De fato, John Winant, embaixador americano em Londres, tinha recebido instruções para transmitir uma mensagem do secretário de Estado, Cordell Hull, a Eden pouco antes de sua partida para Moscou. Datada de 5 de dezembro, a mensagem acentuava que as políticas do pós-guerra dos dois países e a União Soviética estavam encapsuladas na Carta do Atlântico, e seria "inadequado" para qualquer um dos dois governos "assumir compromissos relativos a termos específicos do acordo do pós-guerra". Acrescentou: "acima de tudo, não deverá haver acordos secretos"

Tendo em mente esses avisos, Eden continuou a enfatizar a Stalin que a Rússia, a Grã-Bretanha e os Estados Unidos precisavam estar de acordo com relação às questões principais, e que ele não poderia se comprometer sozinho com nada.

"O que dizer da anexação do protocolo secreto?", perguntou Stalin, recusando-se a desistir.

 Quando Eden reiterou que isso exigiria consultas ao seu governo e a Washington, o líder soviético afirmou concordar, dizendo que uma frente unida era crucial para os esforços dos três países. A discussão passou, então, militar. Apesar de naquele caso também haver adiado a questão territorial, pelo menos naquele momento.

 A reunião seguinte lhe mostrou que estava errado. "Stalin começou a mostrar as garras", observou ele. Aparentemente esquecido das explicações anteriores de Eden, o líder soviético pediu de modo direto o reconhecimento britânico para as fronteiras da Rússia de 1941- em outras palavras, as que tinham sido estabelecidas conforme o pacto Molotov-Ribbentrop.

Era a volta à estaca zero e o que Eden descreveu como uma atmosfera "frigida". Ele explicou mais uma vez que não poderia endossar nada semelhante. Observou que Churchill havia declarado antes que a Grã-Bretanha não reconheceria alterações de fronteiras produzidas por guerra - e que isso ocorrera numa época em que a Alemanha estava avançando e qualquer reconhecimento dessas fronteiras teria sido prejudicial para a Rússia.

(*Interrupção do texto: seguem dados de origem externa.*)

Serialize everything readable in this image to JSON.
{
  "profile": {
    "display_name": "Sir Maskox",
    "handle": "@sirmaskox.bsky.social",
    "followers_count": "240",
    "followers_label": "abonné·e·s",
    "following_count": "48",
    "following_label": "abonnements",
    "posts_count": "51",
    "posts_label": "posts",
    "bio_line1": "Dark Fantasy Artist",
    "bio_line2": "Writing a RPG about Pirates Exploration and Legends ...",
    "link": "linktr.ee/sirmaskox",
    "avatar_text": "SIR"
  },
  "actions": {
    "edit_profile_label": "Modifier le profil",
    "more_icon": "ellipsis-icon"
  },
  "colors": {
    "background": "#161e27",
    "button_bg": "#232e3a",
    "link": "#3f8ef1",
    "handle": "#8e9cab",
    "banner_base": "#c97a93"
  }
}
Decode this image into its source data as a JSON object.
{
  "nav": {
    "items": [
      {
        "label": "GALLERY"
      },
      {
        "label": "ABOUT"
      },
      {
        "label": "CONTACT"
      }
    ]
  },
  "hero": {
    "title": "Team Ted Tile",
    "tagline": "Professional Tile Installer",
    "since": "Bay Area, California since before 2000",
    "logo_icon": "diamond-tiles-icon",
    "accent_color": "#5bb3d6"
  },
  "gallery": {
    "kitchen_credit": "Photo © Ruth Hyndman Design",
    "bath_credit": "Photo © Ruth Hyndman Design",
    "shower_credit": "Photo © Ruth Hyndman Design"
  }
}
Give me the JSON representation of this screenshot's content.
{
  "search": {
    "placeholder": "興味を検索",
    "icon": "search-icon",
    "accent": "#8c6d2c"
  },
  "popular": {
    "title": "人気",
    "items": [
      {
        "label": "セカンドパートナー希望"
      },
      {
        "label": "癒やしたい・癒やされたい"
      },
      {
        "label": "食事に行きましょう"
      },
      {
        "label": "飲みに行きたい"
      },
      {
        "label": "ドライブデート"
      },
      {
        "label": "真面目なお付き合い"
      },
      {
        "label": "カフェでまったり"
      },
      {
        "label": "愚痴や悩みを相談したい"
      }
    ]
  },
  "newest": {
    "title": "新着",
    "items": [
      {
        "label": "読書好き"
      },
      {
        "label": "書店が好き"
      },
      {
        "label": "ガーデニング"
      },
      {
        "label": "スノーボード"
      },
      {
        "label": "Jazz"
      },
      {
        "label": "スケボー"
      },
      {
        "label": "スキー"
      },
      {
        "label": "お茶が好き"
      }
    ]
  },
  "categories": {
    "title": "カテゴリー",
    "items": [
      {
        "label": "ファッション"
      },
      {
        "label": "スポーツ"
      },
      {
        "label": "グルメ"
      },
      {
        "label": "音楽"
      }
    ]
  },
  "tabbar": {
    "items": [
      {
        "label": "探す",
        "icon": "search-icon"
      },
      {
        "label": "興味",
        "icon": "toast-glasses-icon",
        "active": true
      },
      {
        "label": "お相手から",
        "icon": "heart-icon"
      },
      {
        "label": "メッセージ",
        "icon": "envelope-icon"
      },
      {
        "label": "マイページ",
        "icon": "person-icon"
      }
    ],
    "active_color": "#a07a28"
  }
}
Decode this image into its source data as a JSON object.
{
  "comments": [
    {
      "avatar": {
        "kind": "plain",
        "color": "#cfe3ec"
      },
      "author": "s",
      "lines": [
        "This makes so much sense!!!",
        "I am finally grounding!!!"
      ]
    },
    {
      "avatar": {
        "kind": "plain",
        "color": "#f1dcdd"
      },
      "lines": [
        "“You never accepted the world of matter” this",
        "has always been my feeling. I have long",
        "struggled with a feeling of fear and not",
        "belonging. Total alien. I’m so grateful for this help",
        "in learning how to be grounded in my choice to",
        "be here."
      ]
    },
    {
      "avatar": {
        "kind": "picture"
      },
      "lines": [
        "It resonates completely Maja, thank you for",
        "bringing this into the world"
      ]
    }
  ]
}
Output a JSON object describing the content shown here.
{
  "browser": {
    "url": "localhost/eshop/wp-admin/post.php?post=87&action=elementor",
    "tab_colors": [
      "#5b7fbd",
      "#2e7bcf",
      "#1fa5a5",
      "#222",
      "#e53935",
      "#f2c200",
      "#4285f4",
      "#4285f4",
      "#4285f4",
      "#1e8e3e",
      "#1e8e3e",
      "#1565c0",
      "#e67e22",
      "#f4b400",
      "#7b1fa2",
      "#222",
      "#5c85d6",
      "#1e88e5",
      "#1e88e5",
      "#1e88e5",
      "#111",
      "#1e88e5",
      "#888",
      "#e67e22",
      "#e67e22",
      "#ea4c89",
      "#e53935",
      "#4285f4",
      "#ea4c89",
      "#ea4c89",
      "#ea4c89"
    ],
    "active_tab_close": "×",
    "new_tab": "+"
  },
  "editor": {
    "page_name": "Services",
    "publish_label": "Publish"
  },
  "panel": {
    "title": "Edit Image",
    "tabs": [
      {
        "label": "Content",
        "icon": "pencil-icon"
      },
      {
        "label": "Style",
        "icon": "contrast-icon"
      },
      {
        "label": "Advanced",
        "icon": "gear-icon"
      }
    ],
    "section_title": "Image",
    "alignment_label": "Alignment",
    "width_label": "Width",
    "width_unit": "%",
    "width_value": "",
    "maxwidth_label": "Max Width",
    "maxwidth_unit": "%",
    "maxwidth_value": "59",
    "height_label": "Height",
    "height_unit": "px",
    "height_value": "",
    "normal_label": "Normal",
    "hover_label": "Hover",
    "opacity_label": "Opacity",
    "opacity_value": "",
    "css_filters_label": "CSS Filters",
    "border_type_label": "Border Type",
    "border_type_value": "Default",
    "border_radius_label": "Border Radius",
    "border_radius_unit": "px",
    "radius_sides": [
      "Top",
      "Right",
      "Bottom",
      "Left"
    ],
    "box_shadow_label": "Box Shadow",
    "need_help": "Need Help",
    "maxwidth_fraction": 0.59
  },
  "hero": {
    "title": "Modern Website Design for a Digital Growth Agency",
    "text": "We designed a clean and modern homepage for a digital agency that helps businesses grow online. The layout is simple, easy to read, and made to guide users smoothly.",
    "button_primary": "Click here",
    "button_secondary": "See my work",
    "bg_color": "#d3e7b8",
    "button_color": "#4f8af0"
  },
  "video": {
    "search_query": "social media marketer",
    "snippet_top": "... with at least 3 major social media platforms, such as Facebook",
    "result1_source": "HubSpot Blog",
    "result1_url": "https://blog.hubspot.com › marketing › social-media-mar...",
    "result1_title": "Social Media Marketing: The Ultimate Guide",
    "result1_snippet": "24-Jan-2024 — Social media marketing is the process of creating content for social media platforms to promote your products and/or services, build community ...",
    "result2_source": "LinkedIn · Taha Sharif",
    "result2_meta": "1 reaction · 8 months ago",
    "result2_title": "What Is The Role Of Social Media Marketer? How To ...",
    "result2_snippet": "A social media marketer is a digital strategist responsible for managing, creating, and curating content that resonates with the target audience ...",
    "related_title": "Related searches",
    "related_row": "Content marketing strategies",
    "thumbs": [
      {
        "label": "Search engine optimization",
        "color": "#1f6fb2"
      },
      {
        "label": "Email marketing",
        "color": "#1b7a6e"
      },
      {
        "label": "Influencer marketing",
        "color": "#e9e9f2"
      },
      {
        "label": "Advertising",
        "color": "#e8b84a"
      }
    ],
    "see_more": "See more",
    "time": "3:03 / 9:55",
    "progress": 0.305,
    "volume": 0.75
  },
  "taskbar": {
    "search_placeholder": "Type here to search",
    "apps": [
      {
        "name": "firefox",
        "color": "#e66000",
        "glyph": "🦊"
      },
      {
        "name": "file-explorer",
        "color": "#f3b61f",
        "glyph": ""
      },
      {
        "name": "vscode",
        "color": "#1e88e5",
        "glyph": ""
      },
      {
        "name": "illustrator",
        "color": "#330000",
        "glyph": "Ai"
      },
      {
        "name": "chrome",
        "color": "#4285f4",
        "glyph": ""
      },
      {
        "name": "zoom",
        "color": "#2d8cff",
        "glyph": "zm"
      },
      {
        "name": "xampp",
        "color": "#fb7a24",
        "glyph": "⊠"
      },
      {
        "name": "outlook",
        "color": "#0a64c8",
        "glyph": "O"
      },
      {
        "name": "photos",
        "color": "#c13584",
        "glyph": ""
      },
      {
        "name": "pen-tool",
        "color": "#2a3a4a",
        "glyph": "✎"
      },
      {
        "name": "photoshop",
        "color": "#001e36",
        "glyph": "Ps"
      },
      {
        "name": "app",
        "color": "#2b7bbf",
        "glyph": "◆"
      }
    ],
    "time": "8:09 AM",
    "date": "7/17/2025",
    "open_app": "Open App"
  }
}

"Se diz isso, o senhor poderia dizer amanhã que não reconhece que a Ucrânia faz parte da URSS", Stalin retrucou asperamente.

"Isso é uma compreensão totalmente errônea da posição", respondeu Eden. "Não reconhecemos apenas as alterações das fronteiras de antes da guerra."

Stalin não abandonou o tema, insistindo que a recusa britânica deixaria o seu país como um suplicante. "Isso faz parecer que eu devia vir com o chapéu na mão", disse.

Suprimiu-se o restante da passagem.